Au quatrième jour, Joe Biden est devenu le président élu des Etats-Unis. A onze heures vingt-cinq, samedi 7 novembre, l’agence de presse Associated Press lui a attribué la Pennsylvanie et ses vingt grands électeurs. Une minute plus tard, la même agence en concluait qu’il devenait le président élu, le quarante-sixième. Quarante-sept ans après avoir été l’un des plus jeunes élus au Sénat, il s’apprêtait à devenir le président le plus âgé à entrer à la Maison Blanche, secondé par la première femme à occuper la fonction de vice-présidente, Kamala Harris.

Joe Biden s’est rapidement adressé à ses concitoyens, par le biais de son compte Twitter pour leur dire combien il se sentait « honoré que vous m’ayez choisi pour diriger ce grand pays ». « Le travail qui nous attend sera difficile, mais je vous fais une promesse : je serai le président de tous les Américains, que vous ayez voté ou non pour moi. Je conserverai la foi que vous avez placée en moi », a-t-il assuré comme il n’avait cessé de le promettre pendant la campagne. Sa colistière, la vice-présidente élue a partagé pour sa part sur son compte une vidéo composé de portraits de dizaines de citoyens américains.

Les célébrations commencent dans la maison ancestrale de Joe Biden, à Ballina, en Irlande, le samedi 7 novembre 2020.

La Pennsylvanie a été la troisième brique, avec le Wisconsin et le Michigan, du « mur bleu » que Donald Trump avait renversé il y a trois ans, mais que Joe Biden a reconstitué pour lui barrer la voie vers un second mandat. Fort de plus de 270 grands électeurs, le seuil requis au sein du collège électoral qui élit le président, le démocrate n’était désormais plus tributaire de son avance en Arizona comme dans le Nevada, ni de la courte avance en Géorgie où un nouveau décompte, automatique, a été annoncé par les autorités de l’Etat.
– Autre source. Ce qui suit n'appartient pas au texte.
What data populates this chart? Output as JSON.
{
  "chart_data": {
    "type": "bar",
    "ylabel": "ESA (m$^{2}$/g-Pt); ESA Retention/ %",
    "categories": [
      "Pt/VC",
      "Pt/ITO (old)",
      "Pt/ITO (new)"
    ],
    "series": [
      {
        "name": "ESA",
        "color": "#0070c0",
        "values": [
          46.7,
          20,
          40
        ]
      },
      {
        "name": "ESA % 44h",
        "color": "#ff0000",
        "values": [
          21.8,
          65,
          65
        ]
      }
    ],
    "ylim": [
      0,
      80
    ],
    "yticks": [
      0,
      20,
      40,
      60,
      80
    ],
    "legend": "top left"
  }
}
Au soir du scrutin, le 3 novembre, comme au cours des deux jours suivants, Joe Biden avait tout fait pour projeter une image de force tranquille. Affichant la sérénité des vieilles troupes, il avait invité ses concitoyens au « calme » et à la « patience », les louant pour une mobilisation historique dont a également bénéficié son adversaire. Lorsque tous les votes auront été pris en compte, Donald Trump obtiendra le nombre le plus élevé de voix jamais rassemblé par un républicain. Mais il sera une nouvelle fois nettement battu au niveau symbolique du vote populaire.

Vers une sourde bataille

Le président américain Donald Trump sur la pelouse sud de la Maison Blanche à Washington, DC, le 7 novembre.
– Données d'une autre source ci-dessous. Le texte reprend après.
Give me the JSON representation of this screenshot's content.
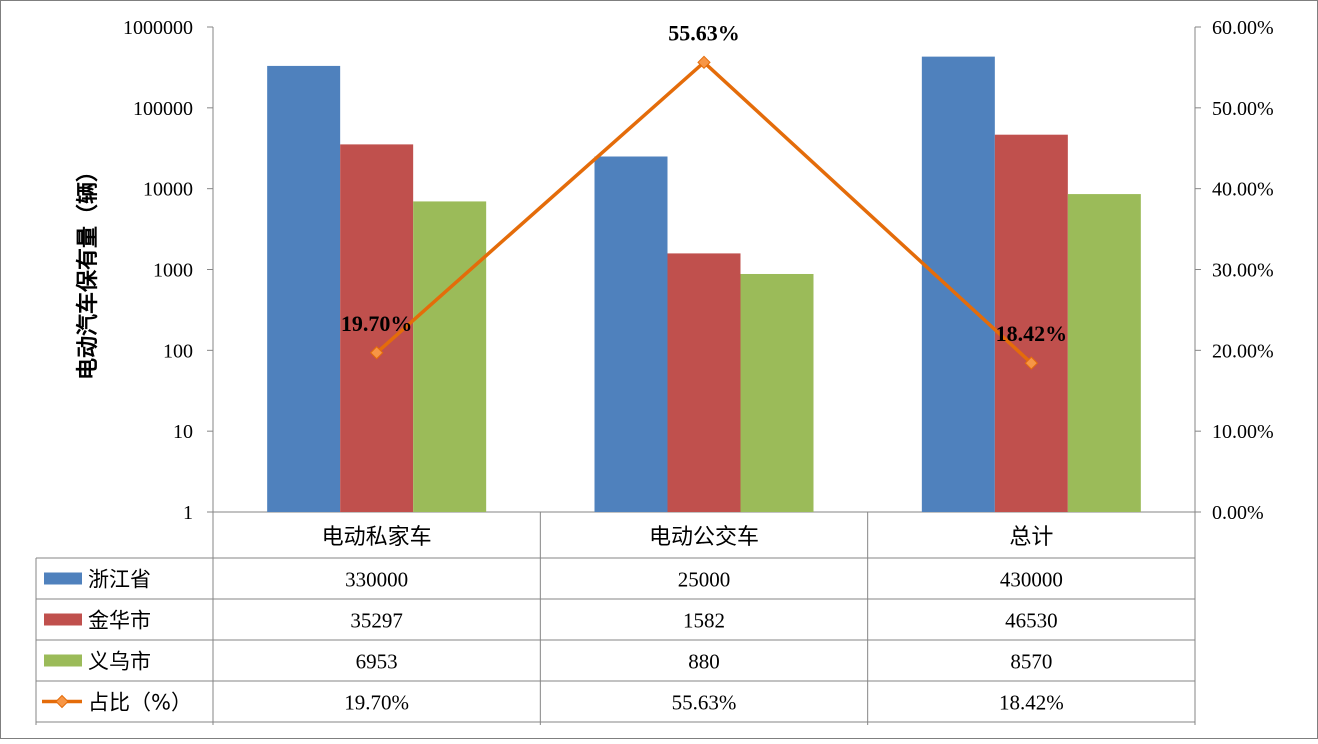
{
  "chart_data": {
    "type": "bar",
    "categories": [
      "电动私家车",
      "电动公交车",
      "总计"
    ],
    "series": [
      {
        "name": "浙江省",
        "type": "bar",
        "axis": "left",
        "color": "#4f81bd",
        "values": [
          330000,
          25000,
          430000
        ],
        "labels": [
          "330000",
          "25000",
          "430000"
        ]
      },
      {
        "name": "金华市",
        "type": "bar",
        "axis": "left",
        "color": "#c0504d",
        "values": [
          35297,
          1582,
          46530
        ],
        "labels": [
          "35297",
          "1582",
          "46530"
        ]
      },
      {
        "name": "义乌市",
        "type": "bar",
        "axis": "left",
        "color": "#9bbb59",
        "values": [
          6953,
          880,
          8570
        ],
        "labels": [
          "6953",
          "880",
          "8570"
        ]
      },
      {
        "name": "占比（%）",
        "type": "line",
        "axis": "right",
        "color": "#e46c0a",
        "values": [
          19.7,
          55.63,
          18.42
        ],
        "labels": [
          "19.70%",
          "55.63%",
          "18.42%"
        ]
      }
    ],
    "ylabel": "电动汽车保有量（辆）",
    "y_left": {
      "scale": "log",
      "range": [
        1,
        1000000
      ],
      "ticks": [
        "1",
        "10",
        "100",
        "1000",
        "10000",
        "100000",
        "1000000"
      ]
    },
    "y_right": {
      "scale": "linear",
      "range": [
        0,
        60
      ],
      "ticks": [
        "0.00%",
        "10.00%",
        "20.00%",
        "30.00%",
        "40.00%",
        "50.00%",
        "60.00%"
      ]
    },
    "grid": false,
    "data_table": true
  }
}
En 2016, la démocrate Hillary Clinton, donnée favorite avant le scrutin, n’avait eu besoin que de quelques heures pour admettre sa défaite. Elle avait sacrifié au rituel de l’appel téléphonique au vainqueur qui lui promettait la prison pendant la campagne. Elle n’avait pas contesté par la suite les résultats, pas même dans le Michigan où elle n’avait été distancée que de dix mille voix, et elle avait assisté à la prestation de serment du président élu, le 20 janvier 2017, en sa qualité d’ancienne First Lady.